施工図は施工者サイドの業者が作成します。
ゼネコンや工務店、ハウスメーカーなど、建設事業を多く抱える会社では、自社で施工図を作成できる部署をもっていることが多いです。コミュニケーションが取りやすいため、スピーディーで納まりの良い施工図が完成しやすいというメリットがあります。
またこれらの会社の協力会社が依頼されて施工図を作成することもあります。
以上のようなケースとは別に、施工図専門会社が依頼を受けて作成することも多いです。専門会社はさまざま分野の施工図のエキスパートの集まりなので、ワンストップで品質の高い施工図を作成することができます。

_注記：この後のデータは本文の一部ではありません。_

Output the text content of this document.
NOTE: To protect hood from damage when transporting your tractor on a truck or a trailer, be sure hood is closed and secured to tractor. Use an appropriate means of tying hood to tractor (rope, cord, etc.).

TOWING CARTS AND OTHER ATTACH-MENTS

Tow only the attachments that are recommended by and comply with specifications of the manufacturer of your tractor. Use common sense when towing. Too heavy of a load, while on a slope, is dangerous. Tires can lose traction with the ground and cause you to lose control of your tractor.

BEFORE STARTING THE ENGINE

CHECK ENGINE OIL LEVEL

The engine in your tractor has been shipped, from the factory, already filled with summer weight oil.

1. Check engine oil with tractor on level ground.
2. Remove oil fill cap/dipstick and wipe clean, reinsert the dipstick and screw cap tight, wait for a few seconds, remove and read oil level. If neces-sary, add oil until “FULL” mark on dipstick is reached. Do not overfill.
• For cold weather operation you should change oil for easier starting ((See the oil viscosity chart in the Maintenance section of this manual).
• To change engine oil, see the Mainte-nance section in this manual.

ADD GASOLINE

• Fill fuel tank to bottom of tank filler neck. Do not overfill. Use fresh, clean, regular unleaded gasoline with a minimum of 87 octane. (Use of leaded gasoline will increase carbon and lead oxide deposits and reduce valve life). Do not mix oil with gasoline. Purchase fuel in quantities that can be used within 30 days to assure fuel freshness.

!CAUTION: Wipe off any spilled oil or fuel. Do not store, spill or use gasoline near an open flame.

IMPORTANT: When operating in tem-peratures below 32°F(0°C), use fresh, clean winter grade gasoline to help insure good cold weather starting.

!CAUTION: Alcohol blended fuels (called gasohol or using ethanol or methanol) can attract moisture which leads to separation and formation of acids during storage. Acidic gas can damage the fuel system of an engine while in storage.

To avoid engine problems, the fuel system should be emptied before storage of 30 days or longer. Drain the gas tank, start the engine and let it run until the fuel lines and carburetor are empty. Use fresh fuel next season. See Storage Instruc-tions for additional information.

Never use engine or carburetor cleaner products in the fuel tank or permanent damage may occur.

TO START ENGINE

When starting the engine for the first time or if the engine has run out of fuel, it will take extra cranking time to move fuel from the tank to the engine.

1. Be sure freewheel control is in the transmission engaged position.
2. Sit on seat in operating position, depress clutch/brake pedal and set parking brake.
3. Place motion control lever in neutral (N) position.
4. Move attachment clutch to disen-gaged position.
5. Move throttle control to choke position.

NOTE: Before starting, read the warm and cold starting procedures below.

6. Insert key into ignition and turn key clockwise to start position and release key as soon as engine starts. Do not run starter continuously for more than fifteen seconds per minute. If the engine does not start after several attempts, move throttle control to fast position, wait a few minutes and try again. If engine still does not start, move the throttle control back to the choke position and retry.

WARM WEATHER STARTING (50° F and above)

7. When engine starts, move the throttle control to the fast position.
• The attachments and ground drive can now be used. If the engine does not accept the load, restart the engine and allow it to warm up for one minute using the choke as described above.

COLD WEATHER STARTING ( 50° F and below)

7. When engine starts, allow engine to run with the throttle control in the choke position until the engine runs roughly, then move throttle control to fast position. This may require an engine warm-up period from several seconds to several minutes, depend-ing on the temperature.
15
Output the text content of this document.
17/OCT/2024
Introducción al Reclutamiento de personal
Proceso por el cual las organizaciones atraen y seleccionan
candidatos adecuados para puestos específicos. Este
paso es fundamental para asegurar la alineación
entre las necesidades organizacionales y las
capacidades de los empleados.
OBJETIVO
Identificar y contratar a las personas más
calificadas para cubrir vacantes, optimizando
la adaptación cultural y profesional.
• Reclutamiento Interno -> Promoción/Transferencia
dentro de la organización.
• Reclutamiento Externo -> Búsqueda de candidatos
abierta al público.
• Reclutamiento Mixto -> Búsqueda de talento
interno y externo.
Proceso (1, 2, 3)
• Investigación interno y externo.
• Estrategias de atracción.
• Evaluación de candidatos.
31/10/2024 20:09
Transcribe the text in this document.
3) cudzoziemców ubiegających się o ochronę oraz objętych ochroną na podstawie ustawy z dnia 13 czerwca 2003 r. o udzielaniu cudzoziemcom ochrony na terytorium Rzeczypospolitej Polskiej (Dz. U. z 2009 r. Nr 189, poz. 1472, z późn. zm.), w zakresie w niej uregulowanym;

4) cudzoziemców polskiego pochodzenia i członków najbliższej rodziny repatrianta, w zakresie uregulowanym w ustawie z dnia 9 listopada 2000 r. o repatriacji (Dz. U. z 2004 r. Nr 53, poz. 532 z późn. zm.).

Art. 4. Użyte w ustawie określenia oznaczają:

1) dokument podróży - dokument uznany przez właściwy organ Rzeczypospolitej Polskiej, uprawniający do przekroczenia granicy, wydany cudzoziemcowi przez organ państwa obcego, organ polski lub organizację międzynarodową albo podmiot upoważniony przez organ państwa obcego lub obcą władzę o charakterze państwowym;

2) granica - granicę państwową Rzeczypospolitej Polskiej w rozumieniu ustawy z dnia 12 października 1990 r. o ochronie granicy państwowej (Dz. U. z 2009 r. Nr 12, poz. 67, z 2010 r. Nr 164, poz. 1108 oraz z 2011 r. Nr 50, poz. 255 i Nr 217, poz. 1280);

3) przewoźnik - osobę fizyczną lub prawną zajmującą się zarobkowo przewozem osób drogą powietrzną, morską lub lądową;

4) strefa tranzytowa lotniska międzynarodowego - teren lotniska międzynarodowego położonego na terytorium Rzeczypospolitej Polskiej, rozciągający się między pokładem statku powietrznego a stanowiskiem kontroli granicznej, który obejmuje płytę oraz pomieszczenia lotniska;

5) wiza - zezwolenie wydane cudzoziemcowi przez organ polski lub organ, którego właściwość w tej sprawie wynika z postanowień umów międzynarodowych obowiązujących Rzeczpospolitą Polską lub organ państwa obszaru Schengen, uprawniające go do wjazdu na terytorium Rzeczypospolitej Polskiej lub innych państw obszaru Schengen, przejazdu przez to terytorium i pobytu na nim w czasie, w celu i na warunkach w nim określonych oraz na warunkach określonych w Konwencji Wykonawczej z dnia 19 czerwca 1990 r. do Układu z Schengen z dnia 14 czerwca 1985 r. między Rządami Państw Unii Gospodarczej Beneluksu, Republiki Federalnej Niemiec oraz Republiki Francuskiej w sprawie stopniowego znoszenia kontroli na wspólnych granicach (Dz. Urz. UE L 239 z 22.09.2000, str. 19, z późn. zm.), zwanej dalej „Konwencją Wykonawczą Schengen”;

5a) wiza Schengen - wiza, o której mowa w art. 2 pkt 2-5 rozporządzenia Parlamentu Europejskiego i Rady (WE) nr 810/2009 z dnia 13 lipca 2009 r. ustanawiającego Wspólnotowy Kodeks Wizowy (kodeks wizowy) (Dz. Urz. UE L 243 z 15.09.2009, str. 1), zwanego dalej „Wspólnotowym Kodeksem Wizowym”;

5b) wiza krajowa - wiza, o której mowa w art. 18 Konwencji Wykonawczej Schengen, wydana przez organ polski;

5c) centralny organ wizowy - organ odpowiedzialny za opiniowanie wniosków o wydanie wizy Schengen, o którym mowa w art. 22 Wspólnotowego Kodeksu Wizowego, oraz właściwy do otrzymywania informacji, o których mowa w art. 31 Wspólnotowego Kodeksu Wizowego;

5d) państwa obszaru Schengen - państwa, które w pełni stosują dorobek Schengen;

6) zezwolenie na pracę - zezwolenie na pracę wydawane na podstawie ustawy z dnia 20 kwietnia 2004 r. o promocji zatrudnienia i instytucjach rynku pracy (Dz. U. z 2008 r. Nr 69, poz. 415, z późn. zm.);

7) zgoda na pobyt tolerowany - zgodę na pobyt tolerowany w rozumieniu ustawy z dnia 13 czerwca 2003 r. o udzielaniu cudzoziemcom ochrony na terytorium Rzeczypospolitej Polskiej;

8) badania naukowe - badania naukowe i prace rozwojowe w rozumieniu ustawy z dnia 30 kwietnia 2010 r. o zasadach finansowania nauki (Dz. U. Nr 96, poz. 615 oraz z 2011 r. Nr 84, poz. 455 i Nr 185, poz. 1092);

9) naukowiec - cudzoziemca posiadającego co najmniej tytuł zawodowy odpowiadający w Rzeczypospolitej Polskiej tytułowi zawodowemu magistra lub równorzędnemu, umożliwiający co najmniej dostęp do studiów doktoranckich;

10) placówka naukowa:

施工図専門会社であっても机上だけの作業ではなく、実際に何度も現場に足を運び、実践的な施工図を作成することは言うまでもありません。
設計図は、設計事務所や建築メーカーなどに所属する、建築士が作成します。国家資格である建築士には1級、2級、木造の3種類あり、設計できる建物に違いがあります。
たまに見聞きする建築デザイナーや建築家という方も、ほとんどの場合、建築士の資格をもっています。
建築士法には、「設計とはその者の責任において設計図書を作成すること」とあります。
建築物は私たちの生命財産に直接関わるものですから、その基本となる設計にミスは許されません。一定の知識や技術、実務経験があると認定された方だけが、その責任を負うことができると定義されているのです。
建築士は、発注者の意向と予算を考慮しながら、「建築生産」の一環として設計図を描出します。
※建築生産|建築物の企画・計画・設計・施工、さらに維持管理から建物がその使命を終え解体されるまでをいう
施工図は、施工業者にとって最重要の図面です。施工業者は、施工図の躯体図(主要構造物)や仕上図(内外装)などに基づいて工事を施工するからです。
図面という2次元的なものを、3次元的な実際の形にするのが施工業者で、それに必要な情報をすべて盛り込んでいるのが施工図ということになります。
施工図があれば、施工業者は実際の施工前に建造物の細部まで検証することができます。
資材や道具、工法はこれまで自分たちが準備したり施工したりしてきたもので足りるのか、各部の接合部分の納まりは上手くいきそうか、そもそも工期内に完了できる施工内容なのかなどを協議することができます。
元請となる請負会社の技術者と各専門工事会社の担当者は、協力して施工図を検証・共有することが重要です。
施工業者が施工図を検証・共有していく過程では、施工上の重要ポイントや問題点が浮き彫りになっていくものです。
それに対して、事前に対処法を考えたり工程を見直したりすることができれば、実際の施工現場での手間取りを最小限に抑えることができます。
たとえばAの問題点に気づかずに、B、Cを施工してしまった場合、やり直し工事にかかる費用や期間を考えると、事前に対処しておくほうが格段にダメージは少なくて済むはずです。
ここまで施工図の重要性について紹介してきました。施工図は施工業者に渡される最終図面であり、最重要の図面です。
建築物の大小にかかわらず、工事には施工図が必要です。
あなたの立場が発注者や設計者、施工者のどのサイドであっても、施工図の存在と重要性を覚えておけば必ず役に立つことがあるでしょう。